Lights Out

I learned much about the Ubbish. They are not tinkerers in their own right, but they are fascinated with any technology they encounter, and eventually come to understand it well enough to incorporate it into their ships. At first, Norebbi and Dush determined I should stay with their young, perhaps due to my size and demeanor. I didn't bother explaining I was actually many times older than a typical Ubbish lifespan. I hoped to find someone to play chess with.


My first day in the hatchery, I was instantly shunned, and the Ubbish pups, who don't have fully formed limbs or speech organs merely swam away or tried to bite me.


Dush was very doting of me, and let me stay in his chambers, since the hatchery didn't work out so well. He scolded Norebbi for wearing me out, and showing me to everyone on the ship. Norebbi was eager to tell everyone he knew that he had rescued me.


Dush insisted I stay in his chamber. "You'll be safe here, and if you want anything, just make it known!" he said, taking a magnanimous Ubbish bow. It was a display of kobitzi, though more subtle than Norebbi's. Dush's chamber was lavishly furnished with soft places to sit, and luminous tanks of iridescent muck where the Ubbish feed and mate. Dush was kind to many of the others on the ship, and while I was in his chamber, I met many Ubbish who came to visit him to ask his advice, or for his help fixing something. I computed that by his reputation of trustworthiness and his elevated status of kobitzi, Dush was the leader of sorts aboard the clanship.


It was fortunate to have his protection, but the chamber was not an ideal place for a Neb boy. The Ubbish need very little light to see, and Dush's chamber was deep within the belly of the asteroid. Very little starlight trickled through to me, and I was starting to feel cold. My thoughts were beginning to slow and stiffen.
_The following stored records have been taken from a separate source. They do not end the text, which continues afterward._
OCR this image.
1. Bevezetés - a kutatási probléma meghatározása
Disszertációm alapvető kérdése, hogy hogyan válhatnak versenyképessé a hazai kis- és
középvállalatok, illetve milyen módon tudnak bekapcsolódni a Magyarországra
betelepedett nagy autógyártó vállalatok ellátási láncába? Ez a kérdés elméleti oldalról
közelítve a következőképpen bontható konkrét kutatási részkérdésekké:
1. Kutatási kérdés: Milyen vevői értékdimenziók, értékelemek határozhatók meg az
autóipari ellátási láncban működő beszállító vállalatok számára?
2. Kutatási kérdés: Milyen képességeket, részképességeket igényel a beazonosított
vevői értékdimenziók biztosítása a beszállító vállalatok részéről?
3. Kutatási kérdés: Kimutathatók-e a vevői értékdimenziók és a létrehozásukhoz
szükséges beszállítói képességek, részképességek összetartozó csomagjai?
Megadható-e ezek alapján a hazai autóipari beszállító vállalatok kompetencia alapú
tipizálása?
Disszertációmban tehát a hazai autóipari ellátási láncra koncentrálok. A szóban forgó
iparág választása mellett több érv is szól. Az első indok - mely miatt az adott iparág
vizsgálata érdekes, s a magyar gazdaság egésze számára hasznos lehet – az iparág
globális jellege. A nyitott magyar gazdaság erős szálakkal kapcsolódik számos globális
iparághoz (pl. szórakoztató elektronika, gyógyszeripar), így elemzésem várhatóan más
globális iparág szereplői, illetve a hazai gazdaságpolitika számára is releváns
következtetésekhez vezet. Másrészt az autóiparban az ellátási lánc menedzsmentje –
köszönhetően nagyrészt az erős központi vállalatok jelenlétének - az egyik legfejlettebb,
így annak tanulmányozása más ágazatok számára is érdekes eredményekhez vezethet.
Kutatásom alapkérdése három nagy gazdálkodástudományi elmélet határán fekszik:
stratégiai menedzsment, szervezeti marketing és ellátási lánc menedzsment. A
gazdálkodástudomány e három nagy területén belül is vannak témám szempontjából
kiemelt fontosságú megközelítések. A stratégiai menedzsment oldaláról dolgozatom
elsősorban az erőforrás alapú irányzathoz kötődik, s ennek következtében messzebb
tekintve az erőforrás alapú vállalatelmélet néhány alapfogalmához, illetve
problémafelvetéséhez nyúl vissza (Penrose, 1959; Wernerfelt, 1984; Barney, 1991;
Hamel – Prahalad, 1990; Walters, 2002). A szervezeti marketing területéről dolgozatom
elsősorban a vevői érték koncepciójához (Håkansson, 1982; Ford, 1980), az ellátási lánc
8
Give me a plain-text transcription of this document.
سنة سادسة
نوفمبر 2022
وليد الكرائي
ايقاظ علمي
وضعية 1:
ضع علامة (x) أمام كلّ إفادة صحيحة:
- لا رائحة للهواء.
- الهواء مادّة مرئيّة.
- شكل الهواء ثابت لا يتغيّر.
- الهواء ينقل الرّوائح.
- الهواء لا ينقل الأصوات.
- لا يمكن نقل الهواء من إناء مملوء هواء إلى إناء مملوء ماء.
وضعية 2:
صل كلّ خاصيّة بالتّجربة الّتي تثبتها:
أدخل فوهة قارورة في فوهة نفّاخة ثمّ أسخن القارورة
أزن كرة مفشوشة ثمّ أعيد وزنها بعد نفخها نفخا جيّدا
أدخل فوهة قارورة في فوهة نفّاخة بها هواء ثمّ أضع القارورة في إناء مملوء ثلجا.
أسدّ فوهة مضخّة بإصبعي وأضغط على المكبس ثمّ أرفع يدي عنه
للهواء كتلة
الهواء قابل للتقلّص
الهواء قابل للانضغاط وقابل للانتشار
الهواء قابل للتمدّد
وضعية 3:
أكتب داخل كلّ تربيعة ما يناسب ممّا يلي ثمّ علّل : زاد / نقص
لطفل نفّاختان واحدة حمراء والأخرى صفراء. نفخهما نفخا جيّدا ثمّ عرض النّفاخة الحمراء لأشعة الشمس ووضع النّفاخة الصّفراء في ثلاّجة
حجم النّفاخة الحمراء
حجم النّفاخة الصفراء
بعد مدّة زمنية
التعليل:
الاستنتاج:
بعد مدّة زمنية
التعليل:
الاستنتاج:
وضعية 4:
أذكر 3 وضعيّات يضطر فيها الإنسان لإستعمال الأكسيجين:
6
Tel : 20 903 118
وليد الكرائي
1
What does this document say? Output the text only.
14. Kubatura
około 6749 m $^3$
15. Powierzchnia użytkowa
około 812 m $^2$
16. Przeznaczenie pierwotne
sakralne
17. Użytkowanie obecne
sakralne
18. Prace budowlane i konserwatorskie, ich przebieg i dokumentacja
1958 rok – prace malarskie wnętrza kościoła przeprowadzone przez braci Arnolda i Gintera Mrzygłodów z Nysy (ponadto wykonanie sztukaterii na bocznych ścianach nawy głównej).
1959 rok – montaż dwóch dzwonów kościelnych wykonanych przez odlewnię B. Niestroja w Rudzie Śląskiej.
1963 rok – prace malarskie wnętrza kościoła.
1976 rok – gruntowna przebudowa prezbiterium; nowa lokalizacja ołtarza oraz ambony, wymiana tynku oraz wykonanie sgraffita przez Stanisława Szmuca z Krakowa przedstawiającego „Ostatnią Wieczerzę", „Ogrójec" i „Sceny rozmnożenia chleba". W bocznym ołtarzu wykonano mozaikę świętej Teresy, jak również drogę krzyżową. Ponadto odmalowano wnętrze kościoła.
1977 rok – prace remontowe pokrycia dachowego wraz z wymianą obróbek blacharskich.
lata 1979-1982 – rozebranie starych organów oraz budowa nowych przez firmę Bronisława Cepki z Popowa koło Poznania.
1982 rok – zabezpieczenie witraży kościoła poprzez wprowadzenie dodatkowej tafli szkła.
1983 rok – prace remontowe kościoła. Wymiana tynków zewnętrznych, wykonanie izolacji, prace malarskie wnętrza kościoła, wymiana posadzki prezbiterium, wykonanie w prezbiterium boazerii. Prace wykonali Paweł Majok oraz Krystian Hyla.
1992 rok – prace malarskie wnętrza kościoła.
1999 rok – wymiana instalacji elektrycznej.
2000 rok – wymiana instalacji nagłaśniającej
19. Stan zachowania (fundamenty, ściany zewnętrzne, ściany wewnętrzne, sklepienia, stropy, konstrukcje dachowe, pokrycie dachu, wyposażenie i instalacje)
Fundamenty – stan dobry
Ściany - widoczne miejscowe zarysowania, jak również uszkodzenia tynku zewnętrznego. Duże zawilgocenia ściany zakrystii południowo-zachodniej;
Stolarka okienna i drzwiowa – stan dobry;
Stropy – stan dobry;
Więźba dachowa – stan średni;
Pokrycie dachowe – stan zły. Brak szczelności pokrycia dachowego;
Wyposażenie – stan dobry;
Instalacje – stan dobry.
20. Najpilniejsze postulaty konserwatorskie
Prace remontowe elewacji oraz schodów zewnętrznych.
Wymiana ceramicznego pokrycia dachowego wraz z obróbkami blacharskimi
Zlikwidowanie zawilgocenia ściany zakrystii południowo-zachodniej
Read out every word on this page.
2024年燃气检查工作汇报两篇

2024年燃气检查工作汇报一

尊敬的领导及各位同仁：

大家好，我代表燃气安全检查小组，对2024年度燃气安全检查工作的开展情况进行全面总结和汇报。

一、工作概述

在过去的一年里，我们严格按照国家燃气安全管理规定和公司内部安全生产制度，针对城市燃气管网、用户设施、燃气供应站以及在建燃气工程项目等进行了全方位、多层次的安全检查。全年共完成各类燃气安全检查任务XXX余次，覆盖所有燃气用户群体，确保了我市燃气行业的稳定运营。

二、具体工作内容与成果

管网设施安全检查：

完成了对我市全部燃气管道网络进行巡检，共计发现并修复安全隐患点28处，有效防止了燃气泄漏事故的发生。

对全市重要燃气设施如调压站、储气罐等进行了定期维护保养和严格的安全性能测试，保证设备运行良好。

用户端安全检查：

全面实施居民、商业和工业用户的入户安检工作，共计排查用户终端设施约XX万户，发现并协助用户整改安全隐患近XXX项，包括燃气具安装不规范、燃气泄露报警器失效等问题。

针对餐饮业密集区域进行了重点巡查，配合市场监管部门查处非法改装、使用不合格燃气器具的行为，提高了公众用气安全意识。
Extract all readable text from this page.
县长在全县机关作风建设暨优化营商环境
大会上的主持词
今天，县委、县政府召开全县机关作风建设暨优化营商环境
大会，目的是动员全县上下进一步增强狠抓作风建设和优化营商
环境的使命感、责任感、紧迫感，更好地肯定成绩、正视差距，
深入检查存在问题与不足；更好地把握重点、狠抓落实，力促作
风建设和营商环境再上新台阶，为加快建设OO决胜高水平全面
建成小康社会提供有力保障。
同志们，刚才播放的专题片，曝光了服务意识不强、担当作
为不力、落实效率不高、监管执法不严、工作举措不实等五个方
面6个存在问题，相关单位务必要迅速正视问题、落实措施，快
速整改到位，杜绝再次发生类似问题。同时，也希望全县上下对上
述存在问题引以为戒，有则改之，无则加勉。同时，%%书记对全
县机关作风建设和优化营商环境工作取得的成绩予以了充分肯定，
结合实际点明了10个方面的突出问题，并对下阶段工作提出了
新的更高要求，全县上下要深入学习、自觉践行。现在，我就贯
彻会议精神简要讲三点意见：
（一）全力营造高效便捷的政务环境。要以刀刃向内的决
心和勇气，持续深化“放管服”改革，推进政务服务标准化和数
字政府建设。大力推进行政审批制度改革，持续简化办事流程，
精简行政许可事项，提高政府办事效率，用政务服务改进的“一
Luckily, it didn't take much energy to entertain me. I still deeply enjoyed hearing Charging Tales for Pilot, and if it was quiet I'd play the light-beam game by myself in my thoughts. I'd relive the trips in the Neb starship that led me to where I was. Where was I exactly? I did sense the clanship was moving. Hopefully, we were on the way to the lunar outpost, where I might find other Neb children and I could warn them about mankind and Earth.


Worries wore me out. I realized that this had been the longest time I had ever gone without seeing the stars. My energy cell, for the first time, was critically low. I had been safe enough in Dush's palatial chamber, but I urgently needed to get to a bright place where I could get some real rest. Dush had left earlier, to help someone repair a tank in the hatchery. I estimated a repair like that could take quite some time, so this was as good a chance as I could ask for. Even just a few minutes of uninterrupted starlight would do me so much good. I left.


Maneuvering the halls of the asteroid clanship was difficult. The Ubbish have adhesive cells on their hands and feet that allow them to climb the rocky, cave-like corridors of the ship with ease. Norrebi had asked me to borrow the boots Captain had lent me. It dawned on me now that it had been foolish to lend him anything or to expect those back. I especially regretted it now as I bounced around the clanship halls in low gravity, banging against every wall.


Without stars as reference, my sense of direction was non-existent. All the halls of the asteroid ship looked the same, and the ship was too porous to orient myself with my gravity sensors. I must have drifted around for a long time, perhaps longer than I should have, before I saw a beam of warm, golden light flooding one of the ship's porous halls.


I was overwhelmed with relief. The sudden warmth flooded my mind with grateful thoughts, and I let myself drift to the end of the corridor, where a thick glass boundary was the only thing separating me and the bright openness of space.


The calm was interrupted. Before even my sensors would alert me of an approaching CBL, I heard the singular scritching of Ubbish scurrying on the walls and ceilings, up the spiraling caverns of the ship towards me. I quickly pushed off the wall towards a dark chamber at the end of the vertical hall where perhaps I could hide. I immediately crashed into a drifting pile of scrap metal now floating all around me.


All around me I saw, not junk, but hundreds of shiny little hands, arms, legs, and even lightless faces on the dismal blank heads of Neb boys and girls. Before I could assess the time it might take me to repair all those individuals by myself I was overtaken with the memory of the human in the spacesuit banging on the shuttle door. Was this what they were trying to tell me?


In moments, Dush and several other Ubbish warriors clambered into the morbid chamber. They held knives, long shiny knives, which I could easily verify were made of the same alloys I was. The warrior threw a net over me, and shoved me into a coarse sack, where I stayed for a long time.